Years later, when I was in high school, I would see him at a Chicago party, beer in hand, beautiful white girl on his arm. How I envied him again, envied the ease of which he stood and talked to everyone at the party. How he seemed a sun that planets revolved around. How this woman, lips like peppers, touched and traced his cheeks with a red fingernail. 
When he saw me, his eyes widened, his smile widened, his sinewy arms widened to embrace me. He said I had grown. Yai, big. Asked if I remembered that summer, those days of bike and sky. You look good, he said. A man.


I tell my wife the story. We are in bed, the southern Illinois sun filtering through the laced curtains, our dogs lying in patches of light. She tells me it’s not normal, but it didn’t feel wrong then nor does it now, only a memory without anchor. She says I have stored this memory in a dusty corner of my brain. 
Perhaps, this is what we do, sometimes, to endure. Perhaps, we wish these moments away like an eyelash, like dandelion fuzz. 
When he comes back, it is without sentiment, a dropped rock in water, ripples and ripples, spreading and spreading. What remains is a drawing left too long in the rain, the faint lines of chalk, a world empty of grace and color. 

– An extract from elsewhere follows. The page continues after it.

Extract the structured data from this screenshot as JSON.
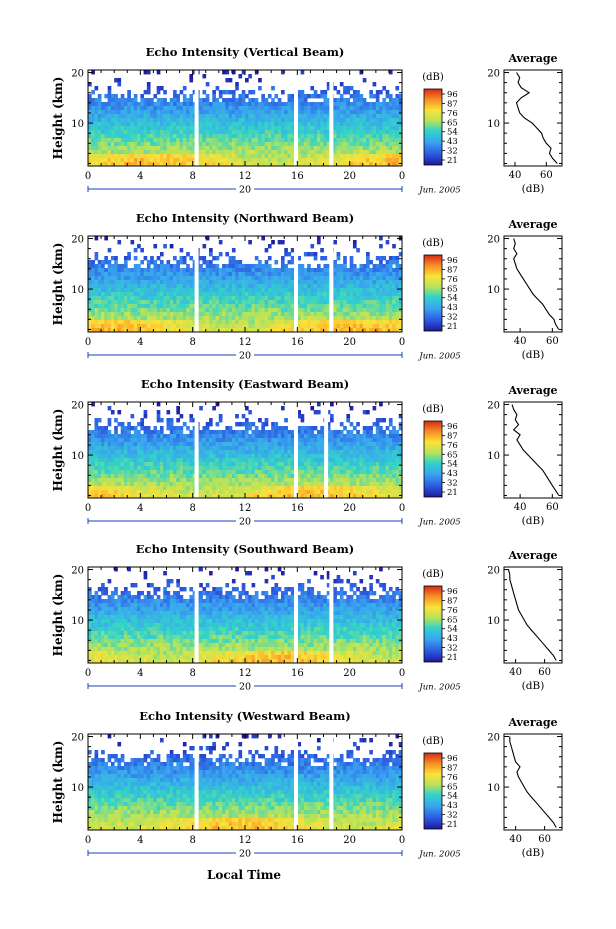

Ira Sukrungruang is the author of Talk Thai: The Adventures of Buddhist Boy and In Thailand It Is Night. His newest book, Southside Buddhist, is forthcoming in summer 2014. He is the co-founder of Sweet: A Literary Confection and teaches at University of South Florida and the low-residency MFA program in City University Hong Kong. For more about him, visit his website:


Q: What surprised you most during the process of composing and revising this piece? 
A: This essay began as a poem. So that was the biggest surprise. To discover it wasn’t a poem. It wasn’t a poem because it was straying from poetic language and movement, and the more I wrote, the more I wanted to go beyond the moment, to dig deeper at the memory of that summer night under the foldout couch, to interrogate memory and also why this particular memory sticks to the bones, why, at times, we aren’t able to understand why we remember things; we just do. The questions that kept coming up were narrative questions, character questions. Not language questions. Not poetry craft questions. Not structural questions, though structure does play a large role in this piece. I still wanted to keep the poetic impulses in this essay. The halting pauses. The repetition. The concentration on image before breaking form and allowing expositional content to take over. The moment I decided to write it as an essay I allowed the language of discovery to take over, instead of the language of sensation. Sometimes the best revision is about shifting the lens of genre to find the true intent of the piece.